Walmart declined to disclose deal terms.

OneOps developed a Platform-as-a-Service (PaaS) capability that Walmart explains will enable it to “significantly accelerate” its PaaS and Private Cloud Infrastructure-as-a-Service (IaaS) strategies. The company offered developer tools built from the ground up for those who host their applications on cloud services like Amazon’s Web Services, for example, as well as Rackspace and HP Cloud. Developers could publish to any cloud, and seamlessly port their apps elsewhere as needed, eliminating lock-in.

The company offered a library of predefined building blocks to quickly bootstrap an application, which could be visually assembled in its interface. A variety of categories such as content management (ex. Drupal, WordPress), e-commerce (ex. Magento), enterprise portals (ex. Liferay), and more were available.

OneOps was named one of 12 Hot Cloud Computing Companies Worth Watching by Network World, and was a finalist at the GigaOM LaunchPad Competition.

“Walmart is looking to create a best-in-class global eCommerce platform to power ‘anytime, anywhere’ shopping for our customers. The Platform team has been working tirelessly to build the tools to help our developers deliver big site changes faster,” explains Walmart Public Relations Director Ravi Jariwala in a statement. “We are innovating on a very large scale, and OneOps brings us tools that will allow us to move even faster toward a global platform.”

Meanwhile, Tasty Labs was founded in 2010 by a team which includes ex-Mozillian Nick Nguyen, HousingMaps creator Paul Rademacher, and Joshua Schachter, who was best known for founding of of “web 2.0″‘s finest: the social bookmarking service Delicious. The company had raised $3 million in Series A funding from Union Square Ventures, Andreessen Horowitz, and other unnamed angel investors.

The startup launched its first product Jig.com in 2011, which was described as a “marketplace for needs” – meaning users would post “I need…” and others would respond to help them. The following year, it debuted Human.io, a micro-task service operating in the space general space. This application targeted businesses with small requests – like wanting to know how many people were in line at a store, for example, or getting people to take short surveys on their phone.

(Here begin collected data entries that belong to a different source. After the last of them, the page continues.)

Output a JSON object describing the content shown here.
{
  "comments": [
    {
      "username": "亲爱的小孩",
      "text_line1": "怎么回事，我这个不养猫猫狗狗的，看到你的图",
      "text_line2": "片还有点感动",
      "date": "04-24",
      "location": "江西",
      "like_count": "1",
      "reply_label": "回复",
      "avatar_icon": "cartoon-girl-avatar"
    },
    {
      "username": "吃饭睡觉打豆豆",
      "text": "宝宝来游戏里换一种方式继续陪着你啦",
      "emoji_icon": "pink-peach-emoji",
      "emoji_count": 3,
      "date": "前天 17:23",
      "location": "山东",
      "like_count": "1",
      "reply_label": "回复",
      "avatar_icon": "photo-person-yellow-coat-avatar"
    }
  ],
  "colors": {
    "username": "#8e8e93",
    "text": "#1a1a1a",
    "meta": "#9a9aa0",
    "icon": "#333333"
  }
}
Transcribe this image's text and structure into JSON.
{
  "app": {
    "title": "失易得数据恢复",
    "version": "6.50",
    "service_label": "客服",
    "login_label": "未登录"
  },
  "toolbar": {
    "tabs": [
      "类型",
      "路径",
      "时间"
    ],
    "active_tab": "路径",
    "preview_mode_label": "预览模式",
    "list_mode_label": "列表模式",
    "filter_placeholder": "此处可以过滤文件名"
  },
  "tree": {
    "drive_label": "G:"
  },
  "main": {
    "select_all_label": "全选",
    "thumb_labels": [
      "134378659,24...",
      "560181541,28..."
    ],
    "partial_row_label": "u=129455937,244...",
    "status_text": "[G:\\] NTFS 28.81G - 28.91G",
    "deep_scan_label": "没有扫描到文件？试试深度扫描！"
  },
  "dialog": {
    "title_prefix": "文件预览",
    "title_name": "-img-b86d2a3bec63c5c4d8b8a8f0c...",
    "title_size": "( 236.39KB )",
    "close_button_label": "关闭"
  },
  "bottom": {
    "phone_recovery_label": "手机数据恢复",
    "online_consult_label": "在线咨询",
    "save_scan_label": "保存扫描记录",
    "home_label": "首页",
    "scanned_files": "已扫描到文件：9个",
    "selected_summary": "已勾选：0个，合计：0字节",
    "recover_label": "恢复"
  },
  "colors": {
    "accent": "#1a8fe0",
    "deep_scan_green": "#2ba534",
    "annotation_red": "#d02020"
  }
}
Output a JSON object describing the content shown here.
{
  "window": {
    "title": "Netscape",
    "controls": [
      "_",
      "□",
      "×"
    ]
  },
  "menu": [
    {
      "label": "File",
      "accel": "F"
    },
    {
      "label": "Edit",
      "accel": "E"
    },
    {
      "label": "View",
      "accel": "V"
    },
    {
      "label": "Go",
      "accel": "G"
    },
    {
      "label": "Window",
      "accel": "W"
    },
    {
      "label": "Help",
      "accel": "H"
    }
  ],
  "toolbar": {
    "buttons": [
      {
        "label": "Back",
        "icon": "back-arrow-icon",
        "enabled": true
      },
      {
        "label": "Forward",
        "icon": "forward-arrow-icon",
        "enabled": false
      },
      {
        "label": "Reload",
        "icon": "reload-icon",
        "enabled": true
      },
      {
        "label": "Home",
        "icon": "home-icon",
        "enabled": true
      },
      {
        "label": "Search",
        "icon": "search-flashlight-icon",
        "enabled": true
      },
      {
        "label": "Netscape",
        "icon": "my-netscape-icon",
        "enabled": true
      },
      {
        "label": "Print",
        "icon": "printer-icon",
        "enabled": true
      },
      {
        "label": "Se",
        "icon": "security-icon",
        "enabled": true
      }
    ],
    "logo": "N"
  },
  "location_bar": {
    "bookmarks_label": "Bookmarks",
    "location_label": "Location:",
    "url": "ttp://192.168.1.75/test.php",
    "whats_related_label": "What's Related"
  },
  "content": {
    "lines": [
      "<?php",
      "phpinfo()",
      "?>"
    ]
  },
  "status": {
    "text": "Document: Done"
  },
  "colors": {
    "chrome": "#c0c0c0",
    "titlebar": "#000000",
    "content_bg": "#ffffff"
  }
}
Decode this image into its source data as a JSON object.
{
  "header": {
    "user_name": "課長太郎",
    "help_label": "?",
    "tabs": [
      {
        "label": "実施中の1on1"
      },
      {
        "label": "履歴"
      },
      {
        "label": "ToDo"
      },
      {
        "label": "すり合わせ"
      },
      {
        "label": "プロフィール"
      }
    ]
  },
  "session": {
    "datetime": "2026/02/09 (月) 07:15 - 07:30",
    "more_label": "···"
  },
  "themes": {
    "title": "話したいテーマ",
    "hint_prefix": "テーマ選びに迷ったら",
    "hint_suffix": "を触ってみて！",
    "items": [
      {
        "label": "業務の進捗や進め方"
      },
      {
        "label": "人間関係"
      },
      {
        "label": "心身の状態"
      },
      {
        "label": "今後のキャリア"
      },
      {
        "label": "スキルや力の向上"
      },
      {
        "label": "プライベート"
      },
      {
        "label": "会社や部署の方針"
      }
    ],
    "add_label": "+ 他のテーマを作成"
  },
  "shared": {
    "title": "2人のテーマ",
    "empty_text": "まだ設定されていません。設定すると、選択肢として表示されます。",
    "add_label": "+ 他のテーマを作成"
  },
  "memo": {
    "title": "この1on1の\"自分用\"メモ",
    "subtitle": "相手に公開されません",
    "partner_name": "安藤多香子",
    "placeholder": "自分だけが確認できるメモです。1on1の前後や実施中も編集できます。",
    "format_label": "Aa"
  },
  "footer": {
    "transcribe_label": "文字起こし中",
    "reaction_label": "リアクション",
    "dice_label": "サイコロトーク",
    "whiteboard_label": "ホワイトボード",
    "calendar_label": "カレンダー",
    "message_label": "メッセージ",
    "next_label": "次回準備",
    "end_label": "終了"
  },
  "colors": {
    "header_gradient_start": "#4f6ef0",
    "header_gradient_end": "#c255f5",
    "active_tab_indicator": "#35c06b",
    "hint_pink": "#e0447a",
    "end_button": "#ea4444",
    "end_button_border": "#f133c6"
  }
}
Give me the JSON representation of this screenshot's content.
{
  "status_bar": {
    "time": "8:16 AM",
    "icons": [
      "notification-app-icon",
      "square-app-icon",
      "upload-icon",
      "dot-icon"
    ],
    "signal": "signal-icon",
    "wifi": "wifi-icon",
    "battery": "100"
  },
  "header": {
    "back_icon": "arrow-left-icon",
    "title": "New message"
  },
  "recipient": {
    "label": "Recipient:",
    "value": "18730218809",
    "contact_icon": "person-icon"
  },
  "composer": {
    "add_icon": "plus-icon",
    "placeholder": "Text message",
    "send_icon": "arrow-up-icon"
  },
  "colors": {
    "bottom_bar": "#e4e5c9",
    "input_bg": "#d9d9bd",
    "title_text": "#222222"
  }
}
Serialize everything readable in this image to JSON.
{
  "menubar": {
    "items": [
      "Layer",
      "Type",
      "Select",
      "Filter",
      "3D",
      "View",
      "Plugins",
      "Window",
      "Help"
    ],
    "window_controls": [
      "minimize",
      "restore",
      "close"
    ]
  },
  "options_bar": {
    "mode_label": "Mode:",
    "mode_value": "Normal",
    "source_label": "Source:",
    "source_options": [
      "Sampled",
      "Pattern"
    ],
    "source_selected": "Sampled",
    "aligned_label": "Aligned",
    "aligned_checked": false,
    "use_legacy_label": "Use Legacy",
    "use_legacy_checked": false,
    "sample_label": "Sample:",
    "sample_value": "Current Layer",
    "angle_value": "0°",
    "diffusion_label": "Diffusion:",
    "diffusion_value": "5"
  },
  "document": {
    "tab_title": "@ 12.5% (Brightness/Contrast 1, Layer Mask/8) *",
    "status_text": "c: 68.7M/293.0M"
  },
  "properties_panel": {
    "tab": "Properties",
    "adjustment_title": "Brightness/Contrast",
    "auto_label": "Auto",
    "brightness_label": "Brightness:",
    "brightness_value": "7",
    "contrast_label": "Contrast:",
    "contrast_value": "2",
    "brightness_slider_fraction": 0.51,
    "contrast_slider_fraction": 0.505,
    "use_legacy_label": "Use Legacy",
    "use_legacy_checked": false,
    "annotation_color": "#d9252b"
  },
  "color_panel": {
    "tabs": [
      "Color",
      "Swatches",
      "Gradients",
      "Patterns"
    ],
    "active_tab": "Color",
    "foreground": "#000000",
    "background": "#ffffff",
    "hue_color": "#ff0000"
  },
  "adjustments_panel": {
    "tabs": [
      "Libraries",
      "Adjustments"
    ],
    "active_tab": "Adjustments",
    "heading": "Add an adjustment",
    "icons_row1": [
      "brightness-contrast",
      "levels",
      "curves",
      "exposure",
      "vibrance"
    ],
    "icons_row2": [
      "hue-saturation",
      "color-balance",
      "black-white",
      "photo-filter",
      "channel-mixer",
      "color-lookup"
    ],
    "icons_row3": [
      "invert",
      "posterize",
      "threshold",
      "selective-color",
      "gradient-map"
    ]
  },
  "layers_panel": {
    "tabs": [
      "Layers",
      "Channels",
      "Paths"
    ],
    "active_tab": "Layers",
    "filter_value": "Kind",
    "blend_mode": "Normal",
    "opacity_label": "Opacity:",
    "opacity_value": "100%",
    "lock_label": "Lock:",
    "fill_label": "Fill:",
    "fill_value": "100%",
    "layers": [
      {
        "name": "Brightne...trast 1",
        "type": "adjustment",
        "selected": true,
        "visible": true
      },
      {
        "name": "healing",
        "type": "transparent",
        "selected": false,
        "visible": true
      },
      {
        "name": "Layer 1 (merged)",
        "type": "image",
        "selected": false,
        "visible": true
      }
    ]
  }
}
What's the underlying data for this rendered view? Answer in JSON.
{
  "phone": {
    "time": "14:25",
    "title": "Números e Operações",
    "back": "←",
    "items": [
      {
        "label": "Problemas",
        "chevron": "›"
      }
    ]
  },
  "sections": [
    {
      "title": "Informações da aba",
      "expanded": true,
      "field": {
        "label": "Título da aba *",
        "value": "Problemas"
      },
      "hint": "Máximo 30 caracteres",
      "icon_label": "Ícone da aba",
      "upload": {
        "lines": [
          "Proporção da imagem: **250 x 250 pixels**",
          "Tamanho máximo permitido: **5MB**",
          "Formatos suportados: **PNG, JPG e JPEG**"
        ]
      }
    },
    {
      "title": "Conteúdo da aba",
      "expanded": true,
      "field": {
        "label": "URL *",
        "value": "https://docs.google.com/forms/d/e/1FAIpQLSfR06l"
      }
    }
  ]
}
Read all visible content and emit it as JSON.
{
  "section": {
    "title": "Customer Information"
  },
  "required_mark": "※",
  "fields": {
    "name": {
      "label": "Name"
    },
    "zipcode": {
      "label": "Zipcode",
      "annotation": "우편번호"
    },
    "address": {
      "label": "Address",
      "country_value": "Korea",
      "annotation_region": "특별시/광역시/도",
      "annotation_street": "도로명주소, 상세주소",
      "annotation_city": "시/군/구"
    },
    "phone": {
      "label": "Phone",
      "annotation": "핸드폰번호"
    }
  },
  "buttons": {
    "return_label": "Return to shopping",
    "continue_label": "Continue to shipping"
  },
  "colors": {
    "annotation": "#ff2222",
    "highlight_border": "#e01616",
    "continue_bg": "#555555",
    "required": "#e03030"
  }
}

Schachter once described Human.io as a way to “build tiny little microapps and distribute them to a mobile client.” He said it was a combination of things the team loved: “Mobile, Mechanical Turk, MapReduce, and Twilio.”

Going forward, Tasty Labs staff will join Walmart’s Product and Mobile teams, Walmart says, in an effort to build out the company’s e-commerce platform.

Walmart Labs is known for snapping up early stage startups to test new ideas in e-commerce some of which eventually get folded into the company’s e-commerce site and other online operations. In the past, it has acquired startups like KosmixOneRiotGrabbleSmall Society, and others. Kosmix’s Social Genome technology was used in an earlier @WalmartLabs creation known as “Shopycat,” a social-gifting platform that debuted just before the 2011 holiday season, and Kosmix later formed the basis of a new search engine named “Polaris” which now powers Walmart.com.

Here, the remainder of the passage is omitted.